Kitzbühel, Austria — April 14, 2026 The first meeting in the private bankruptcy proceedings against former Austrian Finance Minister Karl-Heinz Grasser took place at the District Court in Kitzbühel, with creditors filing claims totaling more than €35.6 million. The insolvency administrator recognized €23.1 million of the claims as valid, while the Republic of Austria emerged as the main creditor, seeking €12.9 million in damages from the Buwog trial and an additional €10.1 million in tax claims. Eight creditors submitted claims, with a disputed conditional claim of nearly €12.5 million also under review.

Grasser, who served as Austria’s finance minister from 2000 to 2007, offered to settle the debt with a payment of 3% of the total amount within two weeks, using funds from a third party. Meanwhile, the insolvency administrator is attempting to access bank accounts in Liechtenstein that may belong to Grasser, which are currently blocked due to a court order.

## Bankruptcy Claims and Creditors The proceedings revealed a complex financial landscape, with the Republic of Austria leading the list of creditors. The €12.9 million sought in damages stems from the Buwog trial, a high-profile corruption case involving allegations of bribery during Grasser’s tenure. The additional €10.1 million in tax claims further underscores the financial liabilities facing the former minister.
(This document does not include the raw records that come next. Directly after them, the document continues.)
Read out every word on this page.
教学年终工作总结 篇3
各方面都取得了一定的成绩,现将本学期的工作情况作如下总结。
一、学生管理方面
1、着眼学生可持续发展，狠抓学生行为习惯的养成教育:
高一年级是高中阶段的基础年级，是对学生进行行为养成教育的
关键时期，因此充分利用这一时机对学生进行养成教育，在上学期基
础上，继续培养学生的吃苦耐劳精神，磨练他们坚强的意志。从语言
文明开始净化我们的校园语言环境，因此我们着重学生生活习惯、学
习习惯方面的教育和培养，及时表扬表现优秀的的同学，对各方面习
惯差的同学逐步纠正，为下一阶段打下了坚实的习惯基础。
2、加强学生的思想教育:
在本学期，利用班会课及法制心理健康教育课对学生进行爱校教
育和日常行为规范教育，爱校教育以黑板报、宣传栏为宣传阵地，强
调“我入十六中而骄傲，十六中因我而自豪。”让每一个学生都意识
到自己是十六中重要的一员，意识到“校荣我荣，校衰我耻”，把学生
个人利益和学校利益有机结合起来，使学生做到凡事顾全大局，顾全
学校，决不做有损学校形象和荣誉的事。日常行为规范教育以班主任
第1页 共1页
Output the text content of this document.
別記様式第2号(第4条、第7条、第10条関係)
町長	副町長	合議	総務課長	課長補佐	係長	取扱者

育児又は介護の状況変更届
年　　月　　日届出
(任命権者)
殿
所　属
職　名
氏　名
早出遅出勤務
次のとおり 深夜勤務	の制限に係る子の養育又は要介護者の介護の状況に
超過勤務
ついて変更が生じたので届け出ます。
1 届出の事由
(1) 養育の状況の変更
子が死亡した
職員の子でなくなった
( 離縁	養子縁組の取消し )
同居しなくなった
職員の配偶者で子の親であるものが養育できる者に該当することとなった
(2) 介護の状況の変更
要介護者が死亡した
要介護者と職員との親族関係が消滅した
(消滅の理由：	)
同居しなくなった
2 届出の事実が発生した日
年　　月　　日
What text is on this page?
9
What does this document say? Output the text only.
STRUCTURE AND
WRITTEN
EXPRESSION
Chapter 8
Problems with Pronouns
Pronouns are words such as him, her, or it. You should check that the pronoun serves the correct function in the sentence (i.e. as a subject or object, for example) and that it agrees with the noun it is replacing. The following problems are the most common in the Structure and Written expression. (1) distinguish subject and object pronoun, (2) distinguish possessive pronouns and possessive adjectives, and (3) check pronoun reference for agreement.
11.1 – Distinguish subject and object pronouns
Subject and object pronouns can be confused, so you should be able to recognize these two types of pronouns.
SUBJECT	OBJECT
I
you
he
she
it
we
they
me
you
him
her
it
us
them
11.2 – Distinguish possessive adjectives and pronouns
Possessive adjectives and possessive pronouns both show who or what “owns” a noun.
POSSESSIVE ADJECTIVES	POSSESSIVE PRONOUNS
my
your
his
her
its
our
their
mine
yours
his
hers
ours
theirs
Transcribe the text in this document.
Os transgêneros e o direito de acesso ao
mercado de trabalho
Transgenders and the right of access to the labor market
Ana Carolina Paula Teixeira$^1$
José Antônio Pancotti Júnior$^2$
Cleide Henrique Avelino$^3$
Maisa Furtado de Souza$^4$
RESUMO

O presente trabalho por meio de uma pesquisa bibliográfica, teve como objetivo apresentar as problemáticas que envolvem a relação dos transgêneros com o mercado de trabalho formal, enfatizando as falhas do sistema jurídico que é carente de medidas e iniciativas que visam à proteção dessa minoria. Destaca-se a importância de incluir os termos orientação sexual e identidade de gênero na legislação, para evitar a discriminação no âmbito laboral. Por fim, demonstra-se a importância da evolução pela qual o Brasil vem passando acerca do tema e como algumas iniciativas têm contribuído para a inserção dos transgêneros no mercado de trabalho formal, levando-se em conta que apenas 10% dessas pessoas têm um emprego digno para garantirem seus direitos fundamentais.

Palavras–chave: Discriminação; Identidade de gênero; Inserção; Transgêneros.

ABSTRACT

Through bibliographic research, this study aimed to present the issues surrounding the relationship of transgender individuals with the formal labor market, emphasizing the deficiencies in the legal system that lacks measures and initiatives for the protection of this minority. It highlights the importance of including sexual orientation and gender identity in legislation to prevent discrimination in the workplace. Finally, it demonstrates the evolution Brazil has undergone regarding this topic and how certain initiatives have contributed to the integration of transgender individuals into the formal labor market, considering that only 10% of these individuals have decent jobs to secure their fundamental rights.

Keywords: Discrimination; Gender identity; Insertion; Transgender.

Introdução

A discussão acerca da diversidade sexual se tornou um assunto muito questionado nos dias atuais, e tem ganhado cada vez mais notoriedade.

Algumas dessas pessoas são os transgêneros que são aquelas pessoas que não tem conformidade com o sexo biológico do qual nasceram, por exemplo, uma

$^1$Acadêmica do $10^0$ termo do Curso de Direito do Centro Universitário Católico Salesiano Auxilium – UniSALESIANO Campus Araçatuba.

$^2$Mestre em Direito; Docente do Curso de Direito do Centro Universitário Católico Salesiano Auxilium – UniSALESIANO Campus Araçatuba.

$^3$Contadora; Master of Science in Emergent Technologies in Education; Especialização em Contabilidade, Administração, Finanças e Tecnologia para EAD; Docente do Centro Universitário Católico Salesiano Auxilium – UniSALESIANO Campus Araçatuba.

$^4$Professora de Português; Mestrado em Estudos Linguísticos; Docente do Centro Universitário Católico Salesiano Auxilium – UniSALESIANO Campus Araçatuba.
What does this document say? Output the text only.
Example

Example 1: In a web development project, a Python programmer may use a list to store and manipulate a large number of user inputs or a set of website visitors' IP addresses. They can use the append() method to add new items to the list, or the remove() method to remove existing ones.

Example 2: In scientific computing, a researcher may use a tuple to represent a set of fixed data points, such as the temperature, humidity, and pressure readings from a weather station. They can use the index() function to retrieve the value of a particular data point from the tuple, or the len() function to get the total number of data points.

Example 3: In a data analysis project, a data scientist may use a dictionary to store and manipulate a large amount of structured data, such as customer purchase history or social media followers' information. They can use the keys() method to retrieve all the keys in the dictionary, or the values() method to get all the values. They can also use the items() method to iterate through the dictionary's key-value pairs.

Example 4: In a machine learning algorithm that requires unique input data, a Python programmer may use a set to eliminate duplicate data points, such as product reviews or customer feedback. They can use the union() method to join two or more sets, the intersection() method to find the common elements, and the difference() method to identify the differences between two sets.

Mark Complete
Of the €35.6 million in total claims filed, only €23.1 million were initially recognized as valid by the insolvency administrator. A conditional claim of €12.5 million remains disputed, pending further review. The discrepancy highlights the challenges in verifying the legitimacy of certain financial demands in high-stakes bankruptcy cases.

## Settlement Offer and Legal Maneuvers Grasser’s proposal to pay 3% of the debt within two weeks—funded by a third party—was met with skepticism by some observers. The offer, if accepted, would represent a fraction of the total claims but could provide a path toward partial resolution. However, the insolvency administrator’s efforts to access accounts in Liechtenstein suggest ongoing scrutiny of Grasser’s financial assets.

The blocked accounts in Liechtenstein, a known offshore financial hub, add another layer of complexity to the case. Legal experts note that accessing these funds could significantly impact the proceedings, depending on the amounts involved and their connection to Grasser’s liabilities.

The next steps in the bankruptcy process will likely focus on resolving the disputed claims and evaluating Grasser’s settlement proposal. The case continues to draw attention due to Grasser’s prominent political past and the substantial sums at stake.

The District Court in Kitzbühel is expected to schedule further hearings to address the unresolved claims and determine the feasibility of Grasser’s repayment plan. As the proceedings unfold, the outcome could set a precedent for similar cases involving high-profile individuals and complex financial arrangements.